Compared to the other programs, Medicaid and Medicare at least succeeded in the administrative sense, that is, they exist as programs, and as programs which require ever larger budgetary allocations year after year. But Medicare and Medicaid were the Health New Deal’s worst mistakes. Encouraged by the program’s generous reimbursement formulas, hospitals took the lid off their reported “costs,” and doctors began to redefine “reasonable” fees as the highest they could get away with. Between 1964 and 1969 physicians’ fees rose by 33 percent and hospital charges by 77 percent (several times faster than the rise in cost of living and much more rapidly than in the pre-Medicaid and Medicare years). By 1970, the average consumer—who is too young for Medicare and too “rich” for Medicaid anyway—was worse off medically than he had been in 1964. RMP and Comprehensive Health Planning had brought no new, or better integrated, services to his neighborhood (or to any neighborhood for that matter) and the old services now cost several times more than they had.

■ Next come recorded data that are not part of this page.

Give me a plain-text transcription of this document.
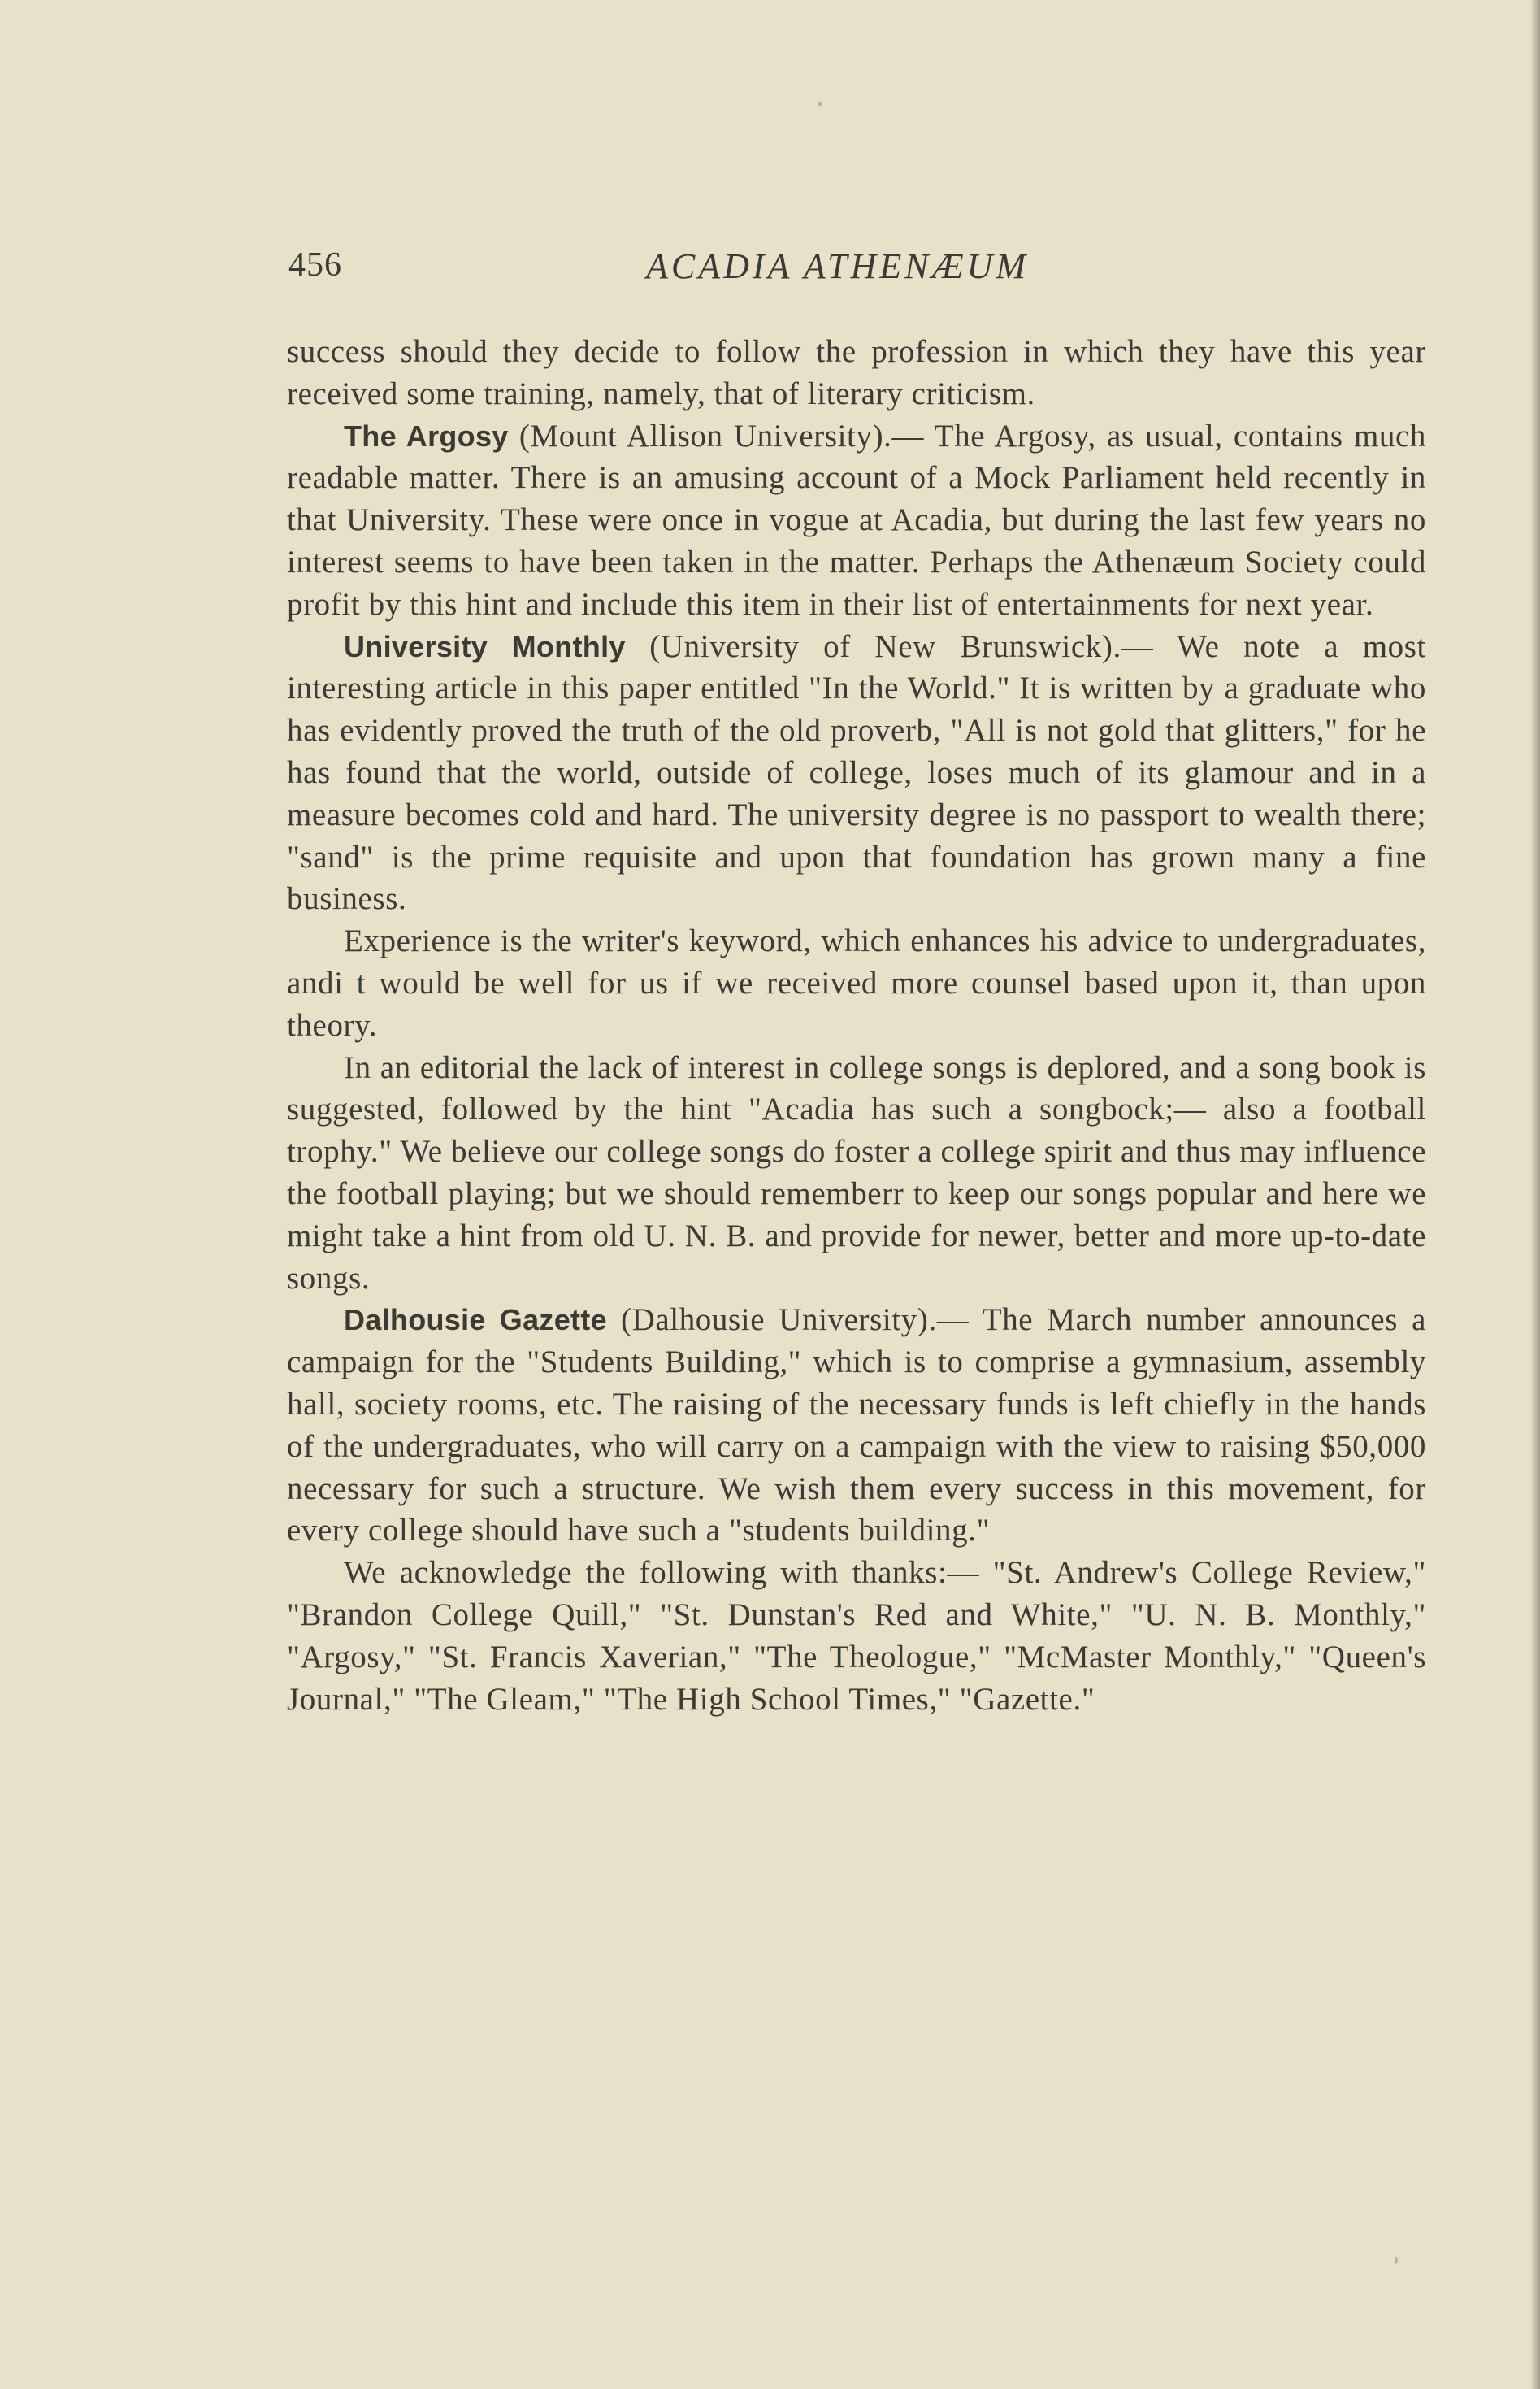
456	ACADIA ATHENÆUM

success should they decide to follow the profession in which they have this year received some training, namely, that of literary criticism.

The Argosy (Mount Allison University).— The Argosy, as usual, contains much readable matter. There is an amusing account of a Mock Parliament held recently in that University. These were once in vogue at Acadia, but during the last few years no interest seems to have been taken in the matter. Perhaps the Athenæum Society could profit by this hint and include this item in their list of entertainments for next year.

University Monthly (University of New Brunswick).— We note a most interesting article in this paper entitled "In the World." It is written by a graduate who has evidently proved the truth of the old proverb, "All is not gold that glitters," for he has found that the world, outside of college, loses much of its glamour and in a measure becomes cold and hard. The university degree is no passport to wealth there; "sand" is the prime requisite and upon that foundation has grown many a fine business.

Experience is the writer's keyword, which enhances his advice to undergraduates, andi t would be well for us if we received more counsel based upon it, than upon theory.

In an editorial the lack of interest in college songs is deplored, and a song book is suggested, followed by the hint "Acadia has such a songbock;— also a football trophy." We believe our college songs do foster a college spirit and thus may influence the football playing; but we should rememberr to keep our songs popular and here we might take a hint from old U. N. B. and provide for newer, better and more up-to-date songs.

Dalhousie Gazette (Dalhousie University).— The March number announces a campaign for the "Students Building," which is to comprise a gymnasium, assembly hall, society rooms, etc. The raising of the necessary funds is left chiefly in the hands of the undergraduates, who will carry on a campaign with the view to raising $50,000 necessary for such a structure. We wish them every success in this movement, for every college should have such a "students building."

We acknowledge the following with thanks:— "St. Andrew's College Review," "Brandon College Quill," "St. Dunstan's Red and White," "U. N. B. Monthly," "Argosy," "St. Francis Xaverian," "The Theologue," "McMaster Monthly," "Queen's Journal," "The Gleam," "The High School Times," "Gazette."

Even the Medicare and Medicaid recipients, the aged and the very poor, are not that much better off. Medicare premiums and deductible fees (which the consumer pays for out of his own pocket) have soared. And, since Medicare covers only a limited range of services, recent medical inflation has left old people, with their heavy use of health services, still putting out more cash per year for medical care than the average younger, non-Medicare American. Medicaid recipients have fared no better. Only two states, New York and California, even tried to include comprehensive services under Medicaid. In all states, as costs rose, benefits were cut and the eligibility standards were raised in order to cut down the number of recipients. For example, in New York City, more than one million people were dropped from the Medicaid program between 1968 and 1969. Even those who have remained on the Medicaid rolls have often found themselves unwelcome at private doctors’ offices and private hospitals, and have been forced to continue to rely on the same old charity facilities.
This was the Health New Deal’s legacy to Nixon—a budget, a bureaucracy—and an inflated version of the same old health crisis. The Republicans began auspiciously enough when the President acknowledged in July, 1969, that the American health system was facing “a massive breakdown.” But in the long silence that has followed this announcement, it has become evident that the Administration has been revising this view.